I shake my head, squinting up into the rays of light as I look in her direction. She wants me with her, but she also wants to see me out in the world making friends. It’s what Nicholas calls a no-win situation. Lose if I stay in, lose if I go out. He complains Lucy is a glass-half-empty person. He doesn’t understand that her sadness comes and goes in a way she can’t control. Her anger too. I want to explain to Nicholas that we can’t tell Lucy to be happy any more than she could tell us not to catch a cold. Or tell the planet not to have the summer.

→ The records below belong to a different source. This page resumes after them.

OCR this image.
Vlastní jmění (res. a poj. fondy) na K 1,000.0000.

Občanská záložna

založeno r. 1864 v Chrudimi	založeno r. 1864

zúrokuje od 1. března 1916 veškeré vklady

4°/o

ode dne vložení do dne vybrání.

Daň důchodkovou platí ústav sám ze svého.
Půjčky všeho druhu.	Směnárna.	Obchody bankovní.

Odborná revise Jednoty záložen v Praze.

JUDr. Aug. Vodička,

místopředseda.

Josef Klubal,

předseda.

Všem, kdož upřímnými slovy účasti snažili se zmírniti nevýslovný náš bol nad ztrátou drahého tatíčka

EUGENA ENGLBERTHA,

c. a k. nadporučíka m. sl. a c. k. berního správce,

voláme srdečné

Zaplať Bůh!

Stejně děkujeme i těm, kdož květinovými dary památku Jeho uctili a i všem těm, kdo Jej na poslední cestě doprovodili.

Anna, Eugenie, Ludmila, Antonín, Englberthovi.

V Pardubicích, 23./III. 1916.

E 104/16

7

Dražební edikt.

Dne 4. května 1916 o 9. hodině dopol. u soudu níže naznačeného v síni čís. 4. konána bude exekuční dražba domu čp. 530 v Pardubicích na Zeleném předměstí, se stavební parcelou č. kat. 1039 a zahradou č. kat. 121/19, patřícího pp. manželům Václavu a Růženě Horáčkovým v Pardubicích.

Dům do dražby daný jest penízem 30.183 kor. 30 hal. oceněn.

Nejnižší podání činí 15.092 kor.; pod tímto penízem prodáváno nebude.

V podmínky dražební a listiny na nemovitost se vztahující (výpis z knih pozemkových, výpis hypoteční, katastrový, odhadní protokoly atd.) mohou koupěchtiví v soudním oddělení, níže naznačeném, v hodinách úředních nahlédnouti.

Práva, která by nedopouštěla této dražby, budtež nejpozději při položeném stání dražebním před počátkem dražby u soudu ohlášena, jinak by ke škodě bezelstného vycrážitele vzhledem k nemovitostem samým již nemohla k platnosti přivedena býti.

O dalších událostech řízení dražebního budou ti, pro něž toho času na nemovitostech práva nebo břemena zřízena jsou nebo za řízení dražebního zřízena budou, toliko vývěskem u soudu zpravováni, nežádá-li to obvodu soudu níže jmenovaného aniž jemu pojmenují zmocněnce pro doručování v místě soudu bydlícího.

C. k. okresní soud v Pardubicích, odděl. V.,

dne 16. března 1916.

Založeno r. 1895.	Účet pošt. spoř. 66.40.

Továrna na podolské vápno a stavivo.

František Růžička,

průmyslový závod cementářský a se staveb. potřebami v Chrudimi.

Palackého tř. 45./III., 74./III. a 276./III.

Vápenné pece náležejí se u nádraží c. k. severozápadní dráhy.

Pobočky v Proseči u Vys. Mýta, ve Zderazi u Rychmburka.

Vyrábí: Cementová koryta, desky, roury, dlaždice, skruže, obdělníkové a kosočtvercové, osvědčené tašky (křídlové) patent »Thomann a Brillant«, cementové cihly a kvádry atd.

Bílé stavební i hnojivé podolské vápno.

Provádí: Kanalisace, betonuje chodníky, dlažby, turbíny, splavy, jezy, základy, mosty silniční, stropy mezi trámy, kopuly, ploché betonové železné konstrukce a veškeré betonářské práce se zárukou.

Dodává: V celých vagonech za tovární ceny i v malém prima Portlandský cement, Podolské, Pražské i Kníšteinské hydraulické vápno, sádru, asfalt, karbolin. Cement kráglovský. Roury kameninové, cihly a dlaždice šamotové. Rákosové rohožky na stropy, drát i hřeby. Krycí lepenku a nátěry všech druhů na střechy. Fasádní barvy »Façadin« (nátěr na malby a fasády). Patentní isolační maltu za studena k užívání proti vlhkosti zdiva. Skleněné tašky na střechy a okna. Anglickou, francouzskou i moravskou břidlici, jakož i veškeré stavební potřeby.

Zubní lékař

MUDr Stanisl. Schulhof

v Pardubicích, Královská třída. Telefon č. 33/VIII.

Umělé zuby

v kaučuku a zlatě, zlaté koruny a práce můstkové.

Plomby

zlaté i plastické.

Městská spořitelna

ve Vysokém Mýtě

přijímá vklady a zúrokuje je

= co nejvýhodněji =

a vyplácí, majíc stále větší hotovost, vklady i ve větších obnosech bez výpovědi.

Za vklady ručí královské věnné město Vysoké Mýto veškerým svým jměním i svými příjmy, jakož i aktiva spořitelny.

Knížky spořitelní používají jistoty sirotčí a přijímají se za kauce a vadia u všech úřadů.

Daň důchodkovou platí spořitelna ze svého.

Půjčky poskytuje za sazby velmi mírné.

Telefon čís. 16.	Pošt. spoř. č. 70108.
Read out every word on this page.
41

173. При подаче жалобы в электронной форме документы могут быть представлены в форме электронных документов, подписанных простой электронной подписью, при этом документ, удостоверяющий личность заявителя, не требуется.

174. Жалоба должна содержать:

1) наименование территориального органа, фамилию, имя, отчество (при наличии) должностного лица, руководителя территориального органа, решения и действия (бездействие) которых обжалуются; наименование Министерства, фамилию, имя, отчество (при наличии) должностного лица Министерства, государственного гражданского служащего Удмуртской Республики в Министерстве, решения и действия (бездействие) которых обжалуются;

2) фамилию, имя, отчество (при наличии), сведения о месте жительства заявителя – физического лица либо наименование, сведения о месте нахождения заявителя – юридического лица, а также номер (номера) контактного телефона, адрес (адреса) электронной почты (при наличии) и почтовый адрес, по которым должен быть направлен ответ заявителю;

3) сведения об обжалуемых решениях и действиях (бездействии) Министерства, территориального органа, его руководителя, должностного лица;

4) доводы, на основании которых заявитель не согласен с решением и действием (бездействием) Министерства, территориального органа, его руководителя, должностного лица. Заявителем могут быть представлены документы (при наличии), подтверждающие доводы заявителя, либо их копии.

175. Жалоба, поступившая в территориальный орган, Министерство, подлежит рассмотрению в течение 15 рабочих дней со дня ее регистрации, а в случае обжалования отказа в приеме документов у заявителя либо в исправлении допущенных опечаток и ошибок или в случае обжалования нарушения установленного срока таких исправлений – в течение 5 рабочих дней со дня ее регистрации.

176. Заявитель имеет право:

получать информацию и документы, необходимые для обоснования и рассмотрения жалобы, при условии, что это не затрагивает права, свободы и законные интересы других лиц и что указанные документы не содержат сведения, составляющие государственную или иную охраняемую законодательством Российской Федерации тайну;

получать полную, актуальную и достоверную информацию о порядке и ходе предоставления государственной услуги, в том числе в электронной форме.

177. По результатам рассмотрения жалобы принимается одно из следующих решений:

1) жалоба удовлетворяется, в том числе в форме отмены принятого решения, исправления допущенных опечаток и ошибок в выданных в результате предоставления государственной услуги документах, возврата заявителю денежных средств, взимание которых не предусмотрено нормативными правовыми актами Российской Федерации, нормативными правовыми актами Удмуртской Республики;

Lucy’s moods just are, but Nicholas doesn’t like that—the idea that something so important falls outside of his control.
“Come here, Eli, look at this: the new museum is open.” She knows this will interest me. Museums present so many possibilities for new theories. “We could go there now,” she says, as if she hasn’t noticed I am still dressed in pyjamas, even though it’s a Wednesday afternoon and I should be in school. Lucy told Mrs Evanhart I will finish the school year with alternating days to ease my way in. (We already talked about adults and their lies. There are many examples.)
“We cannot have different rules for every student, Mrs Mountain.”
“Oh please, Mrs Evanhart, no need for Mrs Mountain with me,” Lucy said with a smile. Later she told me she wanted to add, “You, Mrs Evanhart, can call me Doctor Mountain.”
Lucy told Nicholas she would send her own son to school whenever she damn well wanted to send him to school.
Lucy pulls me into her lap, and I let myself go soft against her body. The sun has warmed my skin, and Lucy pushes her cheek into mine. I try to hold my breath so she doesn’t notice I still have the morning breath. My mouth tastes like the spray of my inhaler, all sour mist on the back of my back teeth. I’ll brush my teeth before the museum. I read the headline aloud to please Lucy: “Coalton’s Museum Opens—First Exhibit Pays Homage to Town’s Mining History.” The new museum has a two-page spread. I scan the pictures, looking for one of Elijah. The town’s historical pieces usually talk about Elijah as an early settler of the town, and I’m very curious about him, especially the story about him pulling his men out of the mine after an explosion, going in again and again, even after he’d been hurt.
Lucy holds me around my waist and gives me time to take in all the images—the old church, the hotel, some families playing baseball in the field where the school stands now, a few pictures of the mining disaster of 1902, and, of course, some of the 1908 fire, a few of the 1916 flood. The opening of the residential schools in the 1920s. The hard days in the thirties, when everyone looked hungry. Fire, flood, and famine—that was the Indian Chief’s curse coming true.
The picture that most catches my attention shows three women sitting on a bench outside the hotel. The two on the outside look as old as Lucy. They wear loose work dresses and have their hair pulled back from their faces. Between them sits a girl of about twelve or thirteen. Her skin looks dark, and her dark hair falls messily to her bony shoulders. She stares straight into the camera but doesn’t smile. It’s like she’s daring the photographer, but not as if she doesn’t like him. Not exactly.